4. Pour justifier de l'urgence, le requérant se prévaut de l'expiration prochaine de sa promesse d'embauche, de l'impact du refus sur sa situation patrimoniale ainsi que du caractère discriminatoire de la décision, dès lors que la même société aurait été autorisée à procéder au recrutement d'une personne se trouvant dans une situation administrative identique à la sienne.

5. D'une part, cette dernière circonstance, qui ne ressort au demeurant pas des pièces versées au dossier, n'est pas de nature à justifier une situation d'urgence.

6. D'autre part, M. B soutient que son employeur a effectué sa demande en se prévalant des dispositions de l'article L. 426-11 du code de l'entrée et du séjour des étrangers et du droit d'asile. Si ces dispositions qui permettent notamment la délivrance d'une carte de séjour temporaire portant la mention portant la mention "salarié" () au titulaire de la carte de résident de longue durée - UE, c'est à la condition que l'intéressé en fasse la demande dans les trois mois qui suivent son entrée en France. Tel n'est pas le cas de M. B dont le récépissé mentionne qu'il est entré en France le 6 décembre 2018.

7. Enfin, M. B ne justifie aucunement de ses conditions de séjour et d'emploi en France depuis 2018. Il n'est pas soutenu qu'il était employé régulièrement par la société D. Par suite, la décision en litige n'a pas pour effet de faire obstacle à la poursuite d'un contrat de travail, ni de modifier sa situation patrimoniale, ni de rompre son droit au séjour.

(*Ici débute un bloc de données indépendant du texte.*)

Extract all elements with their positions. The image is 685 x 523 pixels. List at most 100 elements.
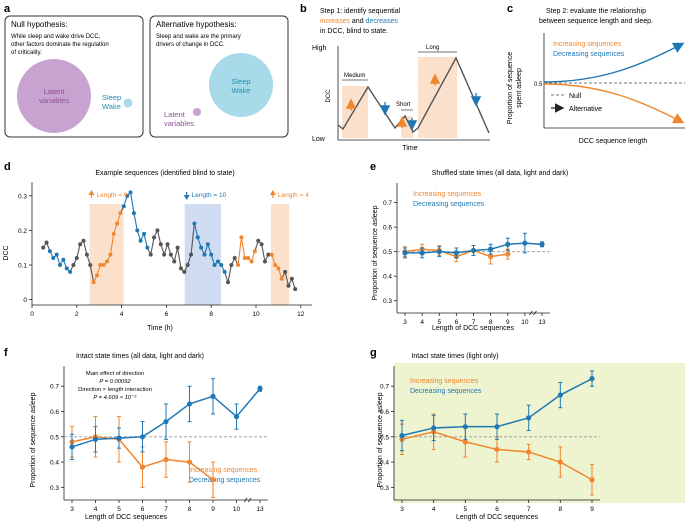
f-y-tick-label: 0.5: [50, 434, 59, 441]
dcc-point: [266, 252, 271, 257]
f-increasing-point: [210, 477, 216, 483]
panel-d-y-tick-label: 0.3: [18, 193, 27, 200]
dcc-point: [286, 283, 291, 288]
panel-c-y-axis-1: Proportion of sequence: [507, 52, 514, 124]
dcc-point: [148, 252, 153, 257]
dcc-segment: [173, 247, 179, 262]
panel-f: f Intact state times (all data, light an…: [4, 347, 268, 521]
dcc-point: [78, 242, 83, 247]
dcc-point: [202, 252, 207, 257]
panel-g-title: Intact state times (light only): [411, 353, 498, 360]
null-body-2: other factors dominate the regulation: [11, 42, 109, 48]
alt-title: Alternative hypothesis:: [156, 20, 237, 29]
dcc-point: [262, 259, 267, 264]
f-x-tick-label: 9: [211, 506, 215, 513]
g-x-tick-label: 7: [527, 506, 531, 513]
panel-d-x-tick-label: 12: [297, 311, 305, 318]
sleep-wake-small-circle: [123, 98, 133, 108]
dcc-point: [91, 280, 96, 285]
dcc-point: [71, 262, 76, 267]
dcc-segment: [130, 192, 135, 214]
dcc-point: [192, 221, 197, 226]
panel-f-stat-2: P = 0.00092: [99, 379, 131, 385]
dcc-point: [145, 245, 150, 250]
dcc-segment: [109, 233, 115, 255]
g-decreasing-point: [526, 415, 532, 421]
f-y-tick-label: 0.4: [50, 460, 59, 467]
panel-a-label: a: [4, 3, 11, 15]
dcc-point: [47, 249, 52, 254]
dcc-segment: [156, 230, 162, 245]
panel-d-axes: 0 0.1 0.2 0.3 0 2 4 6 8 10 12: [18, 182, 312, 318]
f-x-tick-label: 4: [94, 506, 98, 513]
e-decreasing-point: [470, 247, 477, 254]
f-y-tick-label: 0.6: [50, 409, 59, 416]
panel-f-stat-4: P = 4.609 × 10⁻⁵: [93, 394, 137, 401]
g-x-tick-label: 9: [590, 506, 594, 513]
light-period-background: [394, 363, 685, 503]
dcc-segment: [150, 237, 155, 255]
short-label: Short: [396, 102, 411, 108]
panel-c-y-axis-2: spent asleep: [516, 68, 523, 108]
long-shade: [418, 57, 457, 138]
panel-b-x-axis: Time: [402, 145, 417, 152]
dcc-point: [232, 256, 237, 261]
g-increasing-point: [462, 439, 468, 445]
e-decreasing-point: [453, 250, 459, 256]
long-label: Long: [426, 45, 439, 51]
dcc-point: [239, 235, 244, 240]
panel-e-x-axis: Length of DCC sequences: [432, 325, 515, 332]
g-x-tick-label: 8: [559, 506, 563, 513]
e-decreasing-point: [402, 250, 408, 256]
alt-body-2: drivers of change in DCC.: [156, 42, 225, 48]
panel-c-label: c: [507, 3, 513, 15]
panel-b: b Step 1: identify sequential increases …: [300, 3, 490, 152]
dcc-segment: [240, 237, 246, 259]
dcc-segment: [193, 223, 199, 238]
e-decreasing-point: [522, 240, 528, 246]
g-increasing-point: [526, 449, 532, 455]
dcc-point: [111, 231, 116, 236]
sequence-shades: [89, 204, 290, 305]
g-increasing-point: [557, 459, 563, 465]
panel-e-legend-inc: Increasing sequences: [413, 191, 482, 198]
dcc-point: [246, 256, 251, 261]
dcc-point: [219, 262, 224, 267]
g-x-tick-label: 5: [464, 506, 468, 513]
g-decreasing-point: [462, 424, 468, 430]
dcc-point: [74, 256, 79, 261]
dcc-point: [222, 269, 227, 274]
sequence-length-label: Length = 4: [278, 192, 309, 199]
dcc-point: [41, 245, 46, 250]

8. Il en résulte que la condition d'urgence prévue par les dispositions de l'article L. 521-1 du code de justice administrative n'est pas satisfaite et que la requête doit être rejetée.

Sur les conclusions présentées au titre de l'article L. 761-1 du code de justice administrative :

9. Les dispositions de l'article L. 761-1 du code de justice administrative font obstacle aux conclusions de M. B. Il n'y a pas lieu dans les circonstances de l'espèce d'admettre M. B à l'aide juridictionnelle provisoire.

O R D O N N E :

Article 1er : M. B n'est pas admis à titre provisoire à l'aide juridictionnelle.

Article 2 : La requête de M. B est rejetée.

Article 3 : La présente ordonnance sera notifiée à M. C B, au ministre de l'intérieur et à Me Aboudahab.

Copie en sera adressée au préfet de l'Isère.

Fait à Grenoble, le 18 juillet 2022.

Le juge des référés, La greffière,

D. A V. Barnier

La République mande et ordonne au ministre de l'intérieur en ce qui le concerne et à tous commissaires de justice à ce requis en ce qui concerne les voies de droit commun, contre les parties privées, de pourvoir à l'exécution de la présente décision.